StarHub has unveiled plans to slash 300 jobs as part of an organisation-wide "strategic transformation" initiative, which the Singapore telco says is necessary amidst increasing market competition.
The redundancies would impact primarily non-customer facing functions, it said in a statement Wednesday, adding that affected employees would be notified by the end of the month.
StarHub said the move was part of an "operational efficiency programme" aimed at improving productivity and speed in decision-making as well as lowering operating expenditure.
The telco's "transformation" efforts was expected to yield S$210 million in savings over three years from 2019. Apart from the job cuts, it also was looking to gain further savings from procurement activities, leasing costs, optimising spending in network and systems repairs and maintenance, and overall sales and distribution expenses.
The restructuring would result in a one-off cost estimated to be S$25 million, which would include funding for outplacement, training, and coaching.
StarHub CEO Peter Kaliaropoulos said: "The intense competitive ferocity right across the market, new entrants, lower voice revenues, thinning margins for fixed broadband services, high content costs for pay TV operations, and high market penetration for mobile and fixed services, have necessitated efficiency optimisation initiatives as part of the strategic transformation plan.
"Technological innovation and competition are redefining how we deliver services to our customers and we at StarHub need to transform our operating model, otherwise, we will face greater risks in the future," Kaliaropoulos said.
He further noted that the transformation efforts aimed to simplify the company structure and product offerings as well as bring about more agility to improve customer experience.
He added that StarHub would continue expanding its workforce in areas earmarked for growth, such as cybersecurity, customer care as well as home and enterprise offerings.
The telco said it would focus its investment in new businesses such as Ensign InfoSecurity, wireless and fibre services, as well as its digitalisation initiatives to transform customer experience.
StarHub last month established cybersecurity company Ensign InfoSecurity through a joint venture with state-own investment firm Temasek Holdings. The telco owns 40 percent of the joint venture, while Temasek holds the remaining 60 percent.
Kaliaropoulos was appointed StarHub CEO in July this year, taking over from former chief Tan Tong Hai who announced his resignation last November.
The pay TV operator earlier this year dropped several channels from Discovery Networks after negotiations to renew the distribution fell through. These had included channels popular amongst local viewers, including Discovery Channel and Animal Planet.

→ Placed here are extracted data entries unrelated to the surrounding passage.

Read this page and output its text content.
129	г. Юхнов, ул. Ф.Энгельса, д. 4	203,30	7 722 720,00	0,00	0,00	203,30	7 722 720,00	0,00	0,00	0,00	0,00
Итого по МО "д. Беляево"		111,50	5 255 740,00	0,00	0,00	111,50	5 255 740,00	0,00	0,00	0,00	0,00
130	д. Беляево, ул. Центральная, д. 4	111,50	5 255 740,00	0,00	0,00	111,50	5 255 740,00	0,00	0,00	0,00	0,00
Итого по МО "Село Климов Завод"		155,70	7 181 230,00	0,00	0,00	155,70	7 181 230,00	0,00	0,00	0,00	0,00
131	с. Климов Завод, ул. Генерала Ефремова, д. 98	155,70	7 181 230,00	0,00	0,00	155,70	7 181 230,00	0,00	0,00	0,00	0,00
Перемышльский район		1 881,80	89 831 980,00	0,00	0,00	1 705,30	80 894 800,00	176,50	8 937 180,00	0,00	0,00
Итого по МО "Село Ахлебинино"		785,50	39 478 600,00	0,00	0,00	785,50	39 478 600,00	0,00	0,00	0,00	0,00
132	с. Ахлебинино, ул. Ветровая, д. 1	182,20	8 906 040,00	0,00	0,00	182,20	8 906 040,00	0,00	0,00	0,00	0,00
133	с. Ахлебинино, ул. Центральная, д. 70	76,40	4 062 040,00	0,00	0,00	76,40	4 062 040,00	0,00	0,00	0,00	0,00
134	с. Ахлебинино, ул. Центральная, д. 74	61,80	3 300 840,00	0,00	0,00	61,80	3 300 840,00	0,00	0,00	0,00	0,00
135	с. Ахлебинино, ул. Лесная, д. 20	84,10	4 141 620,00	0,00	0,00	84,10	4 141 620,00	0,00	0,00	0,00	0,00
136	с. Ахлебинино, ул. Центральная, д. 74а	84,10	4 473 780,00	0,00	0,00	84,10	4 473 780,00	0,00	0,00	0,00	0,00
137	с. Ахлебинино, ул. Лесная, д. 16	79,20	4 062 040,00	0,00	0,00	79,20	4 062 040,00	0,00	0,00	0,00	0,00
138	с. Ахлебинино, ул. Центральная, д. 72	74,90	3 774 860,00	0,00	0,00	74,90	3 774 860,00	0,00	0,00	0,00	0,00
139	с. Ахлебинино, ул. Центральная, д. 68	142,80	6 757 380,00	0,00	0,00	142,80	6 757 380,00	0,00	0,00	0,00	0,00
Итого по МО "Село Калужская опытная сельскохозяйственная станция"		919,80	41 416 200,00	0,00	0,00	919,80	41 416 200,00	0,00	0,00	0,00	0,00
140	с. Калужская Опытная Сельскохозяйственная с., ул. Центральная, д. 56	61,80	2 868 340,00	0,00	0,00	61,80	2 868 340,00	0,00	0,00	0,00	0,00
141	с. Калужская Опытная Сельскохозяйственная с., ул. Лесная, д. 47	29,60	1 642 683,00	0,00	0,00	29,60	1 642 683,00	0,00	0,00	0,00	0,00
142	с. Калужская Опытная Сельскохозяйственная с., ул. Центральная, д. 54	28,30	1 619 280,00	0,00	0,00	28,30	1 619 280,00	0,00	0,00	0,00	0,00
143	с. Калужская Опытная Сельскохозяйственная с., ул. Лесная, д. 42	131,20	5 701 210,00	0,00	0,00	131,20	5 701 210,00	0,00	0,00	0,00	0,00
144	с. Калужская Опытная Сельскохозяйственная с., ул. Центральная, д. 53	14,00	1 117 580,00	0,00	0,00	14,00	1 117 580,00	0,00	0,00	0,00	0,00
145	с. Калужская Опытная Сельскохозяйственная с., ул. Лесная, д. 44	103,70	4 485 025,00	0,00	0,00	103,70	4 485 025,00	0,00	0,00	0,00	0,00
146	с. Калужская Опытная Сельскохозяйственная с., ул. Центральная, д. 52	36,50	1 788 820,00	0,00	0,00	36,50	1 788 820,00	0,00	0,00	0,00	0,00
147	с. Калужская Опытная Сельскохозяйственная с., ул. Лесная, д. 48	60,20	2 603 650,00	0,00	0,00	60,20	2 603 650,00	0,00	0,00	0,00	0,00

In defending its decision, StarHub said content should be acquired at "a sensible price" that would not require its customers to shoulder increase in costs. In its half-year report, the company said it lost 39,000 pay TV customers during the year, but ARPU (average revenue per user) climbed from S$51 to S$52 per month due to FIFA World Cup subscriptions. It had a total of 438,000 pay TV customers as of June 30, with the business bringing in S$165.4 million in revenue, down 13.2 percent.
Rival pay TV operator Singtel last week said it had secured the rights to offer Discovery's full suite of content in Singapore, including HGTV, Asian Food Channel, and Food Network.